The petrochemical industry must also divest itself of fossil fuels. Making it all more sustainable primarily means that a large part of the processes and systems at Chemelot must be powered by sustainable electricity by 2050. Plasma is a promising alternative to gas for achieving the high temperatures that are needed for chemical processes.
Plasma technology is one option for accomplishing this. The flames that are still used to reach temperatures of up to 5,000 degrees Celcius – which are necessary for chemical processes – will soon be fueled by electricity and not by gas or other fossil fuels. By “the flame that doesn’t burn,” as the new slogan goes. And consequently does not produce any greenhouse gases. Not that electricity is squeaky clean. But Gerard van Rooij compared it to the electric car: you do need electricity but the emissions from the vehicle itself have already been eliminated. “In a way, it’s a cheap technology. If you have electricity, you have plasma.” Although he hastened to add that this was not a whim of a few men on a Wednesday afternoon but was preceded by years and years of research.
Knowledge center Brightsite, a public-private partnership between Brightlands Chemelot Campus, Maastricht University, the Netherlands Organisation for Applied Scientific Research (TNO) and Sitech Services, focuses on making the chemical industry more sustainable with a view to achieving the Paris climate targets. Small quantities of plasma can already be produced in the new lab. The intention is to scale up, optimize the existing technology and develop new plasma processes. This will make it possible to electrify chemical processes with (green) electricity and to produce hydrogen and raw materials for the chemical industry without CO2 emissions.

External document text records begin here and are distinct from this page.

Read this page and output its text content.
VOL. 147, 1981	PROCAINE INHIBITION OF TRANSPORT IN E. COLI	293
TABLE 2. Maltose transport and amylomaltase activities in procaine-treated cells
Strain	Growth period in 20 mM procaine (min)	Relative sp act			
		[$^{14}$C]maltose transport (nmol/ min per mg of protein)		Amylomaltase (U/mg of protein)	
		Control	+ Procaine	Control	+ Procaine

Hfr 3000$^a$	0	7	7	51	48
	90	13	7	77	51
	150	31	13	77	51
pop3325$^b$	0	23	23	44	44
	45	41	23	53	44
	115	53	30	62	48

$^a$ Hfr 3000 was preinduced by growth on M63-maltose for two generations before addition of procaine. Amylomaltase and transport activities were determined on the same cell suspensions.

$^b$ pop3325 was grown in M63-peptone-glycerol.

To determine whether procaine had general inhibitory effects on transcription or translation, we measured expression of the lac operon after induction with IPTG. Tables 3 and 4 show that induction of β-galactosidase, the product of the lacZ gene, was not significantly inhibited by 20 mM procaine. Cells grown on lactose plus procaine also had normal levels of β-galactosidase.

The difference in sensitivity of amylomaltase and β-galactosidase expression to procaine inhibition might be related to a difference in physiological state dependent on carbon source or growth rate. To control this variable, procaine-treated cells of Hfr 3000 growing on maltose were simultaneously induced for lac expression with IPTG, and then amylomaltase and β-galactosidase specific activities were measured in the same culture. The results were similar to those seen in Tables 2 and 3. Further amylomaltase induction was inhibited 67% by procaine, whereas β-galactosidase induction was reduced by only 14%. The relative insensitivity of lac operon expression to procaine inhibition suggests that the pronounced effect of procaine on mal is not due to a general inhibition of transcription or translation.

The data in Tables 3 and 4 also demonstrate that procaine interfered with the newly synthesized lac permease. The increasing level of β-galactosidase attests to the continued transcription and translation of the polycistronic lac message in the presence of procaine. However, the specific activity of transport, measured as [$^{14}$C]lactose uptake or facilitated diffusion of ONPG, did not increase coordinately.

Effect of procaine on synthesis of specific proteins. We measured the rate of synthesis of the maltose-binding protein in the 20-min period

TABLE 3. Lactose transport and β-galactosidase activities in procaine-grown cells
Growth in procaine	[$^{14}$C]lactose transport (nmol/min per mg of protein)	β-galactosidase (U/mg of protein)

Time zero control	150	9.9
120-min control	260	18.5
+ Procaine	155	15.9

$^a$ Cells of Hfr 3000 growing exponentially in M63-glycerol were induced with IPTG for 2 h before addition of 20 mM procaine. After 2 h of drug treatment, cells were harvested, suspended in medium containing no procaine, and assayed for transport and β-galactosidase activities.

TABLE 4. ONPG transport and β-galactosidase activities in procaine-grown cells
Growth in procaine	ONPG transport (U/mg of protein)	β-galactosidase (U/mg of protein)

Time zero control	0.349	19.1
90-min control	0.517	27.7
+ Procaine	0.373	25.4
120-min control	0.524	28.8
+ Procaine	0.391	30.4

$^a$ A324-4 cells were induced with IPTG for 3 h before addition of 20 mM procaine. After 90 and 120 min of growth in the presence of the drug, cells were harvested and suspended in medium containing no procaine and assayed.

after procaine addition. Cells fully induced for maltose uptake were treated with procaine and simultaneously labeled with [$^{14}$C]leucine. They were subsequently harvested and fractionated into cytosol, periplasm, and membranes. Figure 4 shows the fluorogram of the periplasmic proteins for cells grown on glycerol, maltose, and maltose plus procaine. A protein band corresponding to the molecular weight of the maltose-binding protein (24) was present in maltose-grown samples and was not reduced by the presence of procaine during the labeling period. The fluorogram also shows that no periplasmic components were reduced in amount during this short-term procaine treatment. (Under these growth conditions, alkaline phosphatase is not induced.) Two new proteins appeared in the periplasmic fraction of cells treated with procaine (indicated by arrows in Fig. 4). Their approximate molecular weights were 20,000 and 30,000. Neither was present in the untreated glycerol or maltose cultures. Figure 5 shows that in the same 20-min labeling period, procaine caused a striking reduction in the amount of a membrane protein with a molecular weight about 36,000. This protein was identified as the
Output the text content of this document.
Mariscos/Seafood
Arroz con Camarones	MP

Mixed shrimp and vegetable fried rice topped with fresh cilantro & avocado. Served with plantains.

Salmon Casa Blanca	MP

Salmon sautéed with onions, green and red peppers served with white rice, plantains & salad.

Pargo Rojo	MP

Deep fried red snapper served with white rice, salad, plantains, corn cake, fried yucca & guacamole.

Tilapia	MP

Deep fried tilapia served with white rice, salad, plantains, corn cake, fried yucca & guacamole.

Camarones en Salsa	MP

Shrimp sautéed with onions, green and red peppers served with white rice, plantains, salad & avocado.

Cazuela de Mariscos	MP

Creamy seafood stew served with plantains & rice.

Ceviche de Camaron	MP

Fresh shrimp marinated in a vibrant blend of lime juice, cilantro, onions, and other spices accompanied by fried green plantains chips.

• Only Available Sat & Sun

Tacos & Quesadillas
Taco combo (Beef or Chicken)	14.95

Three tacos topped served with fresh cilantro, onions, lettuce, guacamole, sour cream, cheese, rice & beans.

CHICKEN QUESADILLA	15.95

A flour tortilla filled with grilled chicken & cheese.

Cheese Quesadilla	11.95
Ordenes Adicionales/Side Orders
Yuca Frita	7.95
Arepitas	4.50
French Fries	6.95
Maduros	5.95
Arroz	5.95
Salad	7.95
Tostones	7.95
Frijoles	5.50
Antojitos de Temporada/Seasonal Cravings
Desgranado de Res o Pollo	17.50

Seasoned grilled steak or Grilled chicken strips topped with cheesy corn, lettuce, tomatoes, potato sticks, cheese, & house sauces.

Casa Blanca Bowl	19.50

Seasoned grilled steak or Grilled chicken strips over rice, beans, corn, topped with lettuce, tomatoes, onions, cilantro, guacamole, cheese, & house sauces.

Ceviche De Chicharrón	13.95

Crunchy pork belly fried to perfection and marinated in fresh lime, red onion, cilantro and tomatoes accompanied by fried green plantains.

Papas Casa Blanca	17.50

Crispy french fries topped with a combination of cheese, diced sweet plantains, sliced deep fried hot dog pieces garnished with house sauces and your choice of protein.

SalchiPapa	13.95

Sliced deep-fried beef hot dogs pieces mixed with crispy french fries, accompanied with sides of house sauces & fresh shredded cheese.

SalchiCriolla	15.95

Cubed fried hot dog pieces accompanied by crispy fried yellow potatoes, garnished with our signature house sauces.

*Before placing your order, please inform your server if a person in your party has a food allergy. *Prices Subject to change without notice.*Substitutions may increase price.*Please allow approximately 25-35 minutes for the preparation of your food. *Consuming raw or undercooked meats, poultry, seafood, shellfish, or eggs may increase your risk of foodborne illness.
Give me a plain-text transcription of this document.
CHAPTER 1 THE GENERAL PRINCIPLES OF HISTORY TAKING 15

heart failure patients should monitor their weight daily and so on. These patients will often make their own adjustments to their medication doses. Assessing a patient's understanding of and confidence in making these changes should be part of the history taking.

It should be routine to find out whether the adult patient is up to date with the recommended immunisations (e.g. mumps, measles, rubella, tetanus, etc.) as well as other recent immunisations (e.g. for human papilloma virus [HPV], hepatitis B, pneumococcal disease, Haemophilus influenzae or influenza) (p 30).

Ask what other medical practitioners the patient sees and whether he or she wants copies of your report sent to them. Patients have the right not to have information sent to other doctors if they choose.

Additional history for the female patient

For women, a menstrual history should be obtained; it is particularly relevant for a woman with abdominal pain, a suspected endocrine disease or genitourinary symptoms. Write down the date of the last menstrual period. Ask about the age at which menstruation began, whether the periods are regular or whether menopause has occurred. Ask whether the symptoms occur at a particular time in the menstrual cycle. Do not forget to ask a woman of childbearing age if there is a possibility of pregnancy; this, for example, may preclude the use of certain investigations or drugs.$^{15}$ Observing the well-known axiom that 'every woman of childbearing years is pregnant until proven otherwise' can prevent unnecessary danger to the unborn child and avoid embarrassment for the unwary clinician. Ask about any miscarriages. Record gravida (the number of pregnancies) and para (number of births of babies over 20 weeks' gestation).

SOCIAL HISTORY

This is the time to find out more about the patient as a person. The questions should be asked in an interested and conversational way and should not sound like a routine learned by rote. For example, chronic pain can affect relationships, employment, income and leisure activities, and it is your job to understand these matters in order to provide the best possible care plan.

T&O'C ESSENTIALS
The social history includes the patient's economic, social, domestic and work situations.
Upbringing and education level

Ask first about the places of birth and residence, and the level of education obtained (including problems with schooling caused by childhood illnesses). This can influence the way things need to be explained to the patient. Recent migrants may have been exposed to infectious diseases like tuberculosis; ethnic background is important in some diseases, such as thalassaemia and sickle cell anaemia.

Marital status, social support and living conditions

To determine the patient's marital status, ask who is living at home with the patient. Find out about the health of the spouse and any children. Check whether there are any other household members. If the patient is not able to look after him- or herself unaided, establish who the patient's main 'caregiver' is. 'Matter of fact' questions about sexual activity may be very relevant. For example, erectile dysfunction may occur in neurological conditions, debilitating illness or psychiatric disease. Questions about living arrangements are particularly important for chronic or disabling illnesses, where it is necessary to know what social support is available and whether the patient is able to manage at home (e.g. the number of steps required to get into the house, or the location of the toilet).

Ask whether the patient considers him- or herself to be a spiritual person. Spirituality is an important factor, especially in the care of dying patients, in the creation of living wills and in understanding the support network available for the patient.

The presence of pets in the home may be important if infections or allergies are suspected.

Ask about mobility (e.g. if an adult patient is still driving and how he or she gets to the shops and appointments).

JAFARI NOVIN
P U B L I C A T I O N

High temperature heating with natural gas is being replaced in the lab by a green, electric plasma flame, whereby CO2-free hydrogen is produced. Hydrogen is an important green energy source for fertilizer production. Along with hydrogen, this process creates green raw materials that can be used in the production of plastics.
Arnold Stokking, managing director of Brightsite: “Plasma technology has a great future within the chemical industry. As far as we are concerned it is the new process technology for splitting and reforming molecules on the basis of green electricity. This technology will play a major role in the students’ ability to directly apply what they learn in lecture halls in experiments carried out in the plasma lab. The Brightsite Plasma Lab will be home to both fundamental research and applied research. Interested companies will also be able to join various academic and industrial programs. The plasma lab is expected to attract new parties to the campus.”
Lab boss Gerard van Rooij refrained from making any statements about concrete results. It will be a long time before all factories at Chemelot will be running on plasma. “But we do have until 2050,” he adds.